Tuesday, July 10, 2012

Congolese Mutineers Withdraw From Key Eastern Town

Congolese mutineers withdraw from key eastern town

Tue Jul 10, 2012 2:37AM
presstv.ir

Rebels have withdrawn from one of the key towns they seized from the army last week in the east of the Democratic Republic of Congo.

UN peacekeepers said the March 23 movement (M23) rebel fighters had pulled out of Rutshuru, a strategic town in the mineral-rich province of North Kivu, as well as the nearby villages of Kiwanja and Rubare.

An M23 colonel, Vianney Kazarama, told Reuters on Monday, "We are now back in our old bases. We have left the police and (the UN) there for the protection of the population."

"(The rebels) abandoned their positions in town and moved to the surrounding mountains," Rutshuru resident Lucien Amoli said.

Rebel leader Colonel Sultani Makenga said on Sunday that the M23 rebels had captured Rubare, Rutshuru, Kalengera, and Kako. He added that the seized towns would be handed over to United Nations peacekeepers and the police.

However, late in the day the rebels issued a statement warning the Congolese army against returning to the towns. Any such effort, the statement added, would be "immediately and energetically repressed."

Since early May, as many as 200,000 civilians have fled their homes. Most of them have resettled inside Congo, but tens of thousands have crossed into neighboring Rwanda and Uganda.

The rebels, known as the March 23 movement, defected from the Congolese army in April in protest over alleged mistreatment in the Armed Forces of the Democratic Republic of Congo (FARDC).
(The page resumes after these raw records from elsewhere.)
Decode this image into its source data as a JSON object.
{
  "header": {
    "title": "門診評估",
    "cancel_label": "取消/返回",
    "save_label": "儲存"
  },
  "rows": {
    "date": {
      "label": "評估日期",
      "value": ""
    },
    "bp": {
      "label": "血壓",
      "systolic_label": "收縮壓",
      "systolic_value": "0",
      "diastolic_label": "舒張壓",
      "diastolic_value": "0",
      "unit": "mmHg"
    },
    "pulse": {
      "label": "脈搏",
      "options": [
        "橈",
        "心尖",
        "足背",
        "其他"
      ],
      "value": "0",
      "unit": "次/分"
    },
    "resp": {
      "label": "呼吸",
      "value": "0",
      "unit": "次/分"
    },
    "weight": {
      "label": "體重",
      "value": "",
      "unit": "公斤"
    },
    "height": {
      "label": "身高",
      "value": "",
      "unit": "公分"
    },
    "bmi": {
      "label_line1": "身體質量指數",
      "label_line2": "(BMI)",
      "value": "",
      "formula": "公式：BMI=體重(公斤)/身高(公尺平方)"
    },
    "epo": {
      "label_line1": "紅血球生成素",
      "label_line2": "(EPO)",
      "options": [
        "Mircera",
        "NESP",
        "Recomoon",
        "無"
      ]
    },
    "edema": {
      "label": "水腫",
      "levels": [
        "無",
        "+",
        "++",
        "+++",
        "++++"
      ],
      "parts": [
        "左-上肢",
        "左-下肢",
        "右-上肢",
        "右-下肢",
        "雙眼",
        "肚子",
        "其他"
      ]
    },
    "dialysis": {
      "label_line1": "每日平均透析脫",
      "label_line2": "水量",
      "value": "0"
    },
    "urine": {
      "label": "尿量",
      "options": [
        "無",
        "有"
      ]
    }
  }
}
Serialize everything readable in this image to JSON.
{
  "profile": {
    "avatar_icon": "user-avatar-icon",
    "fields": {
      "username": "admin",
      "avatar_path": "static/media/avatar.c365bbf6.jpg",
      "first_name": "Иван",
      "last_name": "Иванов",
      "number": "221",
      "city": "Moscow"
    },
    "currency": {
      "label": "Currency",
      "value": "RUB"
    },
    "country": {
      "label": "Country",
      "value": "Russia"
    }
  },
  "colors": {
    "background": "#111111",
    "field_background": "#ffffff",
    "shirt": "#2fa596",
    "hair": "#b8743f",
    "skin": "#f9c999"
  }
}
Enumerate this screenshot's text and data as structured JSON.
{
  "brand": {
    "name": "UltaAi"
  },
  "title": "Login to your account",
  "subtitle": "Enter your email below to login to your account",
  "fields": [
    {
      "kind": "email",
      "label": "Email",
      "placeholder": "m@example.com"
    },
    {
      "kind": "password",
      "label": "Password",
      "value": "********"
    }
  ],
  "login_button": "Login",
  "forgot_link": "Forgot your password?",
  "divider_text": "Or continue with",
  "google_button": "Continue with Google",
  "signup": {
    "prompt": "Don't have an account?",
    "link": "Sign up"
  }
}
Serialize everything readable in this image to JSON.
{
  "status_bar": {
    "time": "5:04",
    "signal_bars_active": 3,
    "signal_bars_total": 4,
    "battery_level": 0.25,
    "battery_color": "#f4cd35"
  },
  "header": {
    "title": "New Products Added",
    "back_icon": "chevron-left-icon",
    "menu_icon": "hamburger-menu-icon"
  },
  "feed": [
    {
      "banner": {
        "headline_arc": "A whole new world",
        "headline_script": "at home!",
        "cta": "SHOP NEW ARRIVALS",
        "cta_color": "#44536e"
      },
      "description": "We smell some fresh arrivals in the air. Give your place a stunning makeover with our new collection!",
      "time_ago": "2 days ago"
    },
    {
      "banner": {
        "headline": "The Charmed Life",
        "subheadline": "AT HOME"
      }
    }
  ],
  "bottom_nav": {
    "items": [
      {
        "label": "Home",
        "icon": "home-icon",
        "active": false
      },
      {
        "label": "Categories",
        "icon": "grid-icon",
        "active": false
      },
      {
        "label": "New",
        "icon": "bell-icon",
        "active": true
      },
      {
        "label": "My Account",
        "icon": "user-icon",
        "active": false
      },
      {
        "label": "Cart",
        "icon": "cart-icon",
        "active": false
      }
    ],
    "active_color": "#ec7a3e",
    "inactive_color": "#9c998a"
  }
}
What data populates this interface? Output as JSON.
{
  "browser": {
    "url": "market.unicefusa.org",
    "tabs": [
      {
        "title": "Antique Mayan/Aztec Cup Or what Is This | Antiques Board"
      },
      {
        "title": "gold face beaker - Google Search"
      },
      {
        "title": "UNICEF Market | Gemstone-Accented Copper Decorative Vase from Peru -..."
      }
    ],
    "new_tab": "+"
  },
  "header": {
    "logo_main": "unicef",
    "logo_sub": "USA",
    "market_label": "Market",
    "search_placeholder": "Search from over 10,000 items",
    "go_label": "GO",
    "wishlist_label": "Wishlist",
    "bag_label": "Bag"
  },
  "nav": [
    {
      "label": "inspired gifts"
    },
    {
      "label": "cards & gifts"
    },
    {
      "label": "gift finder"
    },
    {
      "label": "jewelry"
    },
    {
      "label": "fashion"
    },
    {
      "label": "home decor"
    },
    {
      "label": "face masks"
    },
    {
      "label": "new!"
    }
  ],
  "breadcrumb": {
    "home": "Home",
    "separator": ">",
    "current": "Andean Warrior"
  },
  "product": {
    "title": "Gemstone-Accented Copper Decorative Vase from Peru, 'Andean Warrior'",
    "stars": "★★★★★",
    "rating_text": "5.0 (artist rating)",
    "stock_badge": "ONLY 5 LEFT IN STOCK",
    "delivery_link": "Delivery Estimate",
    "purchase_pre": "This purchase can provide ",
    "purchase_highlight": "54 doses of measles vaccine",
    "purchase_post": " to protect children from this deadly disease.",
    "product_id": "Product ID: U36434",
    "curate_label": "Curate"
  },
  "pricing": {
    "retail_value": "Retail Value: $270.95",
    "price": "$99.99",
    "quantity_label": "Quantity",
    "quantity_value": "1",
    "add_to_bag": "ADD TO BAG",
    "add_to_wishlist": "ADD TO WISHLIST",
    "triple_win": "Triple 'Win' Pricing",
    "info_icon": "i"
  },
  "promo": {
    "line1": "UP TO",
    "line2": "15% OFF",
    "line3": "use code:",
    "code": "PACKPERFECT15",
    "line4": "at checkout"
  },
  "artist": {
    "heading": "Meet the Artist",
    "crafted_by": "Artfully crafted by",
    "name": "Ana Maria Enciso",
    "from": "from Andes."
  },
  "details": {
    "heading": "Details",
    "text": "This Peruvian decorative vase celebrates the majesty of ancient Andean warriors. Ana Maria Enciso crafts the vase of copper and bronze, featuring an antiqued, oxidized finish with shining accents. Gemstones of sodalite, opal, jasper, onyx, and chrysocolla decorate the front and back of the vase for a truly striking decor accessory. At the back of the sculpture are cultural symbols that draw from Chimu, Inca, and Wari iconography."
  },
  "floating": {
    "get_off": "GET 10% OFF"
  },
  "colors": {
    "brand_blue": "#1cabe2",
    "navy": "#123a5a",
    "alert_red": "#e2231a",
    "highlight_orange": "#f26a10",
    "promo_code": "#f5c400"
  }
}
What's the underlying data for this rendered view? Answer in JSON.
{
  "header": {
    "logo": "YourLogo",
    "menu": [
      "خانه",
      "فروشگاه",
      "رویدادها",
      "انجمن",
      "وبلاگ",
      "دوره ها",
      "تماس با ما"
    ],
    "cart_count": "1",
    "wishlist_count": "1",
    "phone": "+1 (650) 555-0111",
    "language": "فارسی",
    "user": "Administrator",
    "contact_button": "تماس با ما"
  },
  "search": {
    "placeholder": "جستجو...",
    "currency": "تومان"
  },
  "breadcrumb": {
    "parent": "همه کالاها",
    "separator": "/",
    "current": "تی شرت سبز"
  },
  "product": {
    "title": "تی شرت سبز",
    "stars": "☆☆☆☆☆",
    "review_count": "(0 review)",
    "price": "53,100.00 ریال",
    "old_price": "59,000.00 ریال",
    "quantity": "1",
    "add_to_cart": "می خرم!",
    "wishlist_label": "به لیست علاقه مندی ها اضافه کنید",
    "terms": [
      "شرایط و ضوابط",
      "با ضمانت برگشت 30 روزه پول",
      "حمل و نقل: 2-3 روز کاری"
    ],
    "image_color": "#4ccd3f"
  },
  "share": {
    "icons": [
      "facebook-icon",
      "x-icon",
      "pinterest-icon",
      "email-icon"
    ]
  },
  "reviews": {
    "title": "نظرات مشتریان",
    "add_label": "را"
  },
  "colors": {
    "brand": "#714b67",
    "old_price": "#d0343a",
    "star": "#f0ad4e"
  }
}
They had previously been integrated into the Congolese army under a peace deal signed in 2009.

The mutiny is being led by General Bosco Ntaganda, who is wanted by the International Criminal Court (ICC) on a charge of recruiting child soldiers.

Congo has faced numerous problems over the past few decades, such as grinding poverty, crumbling infrastructure, and a war in the east of the country that has dragged on for over a decade and left over 5.5 million people dead.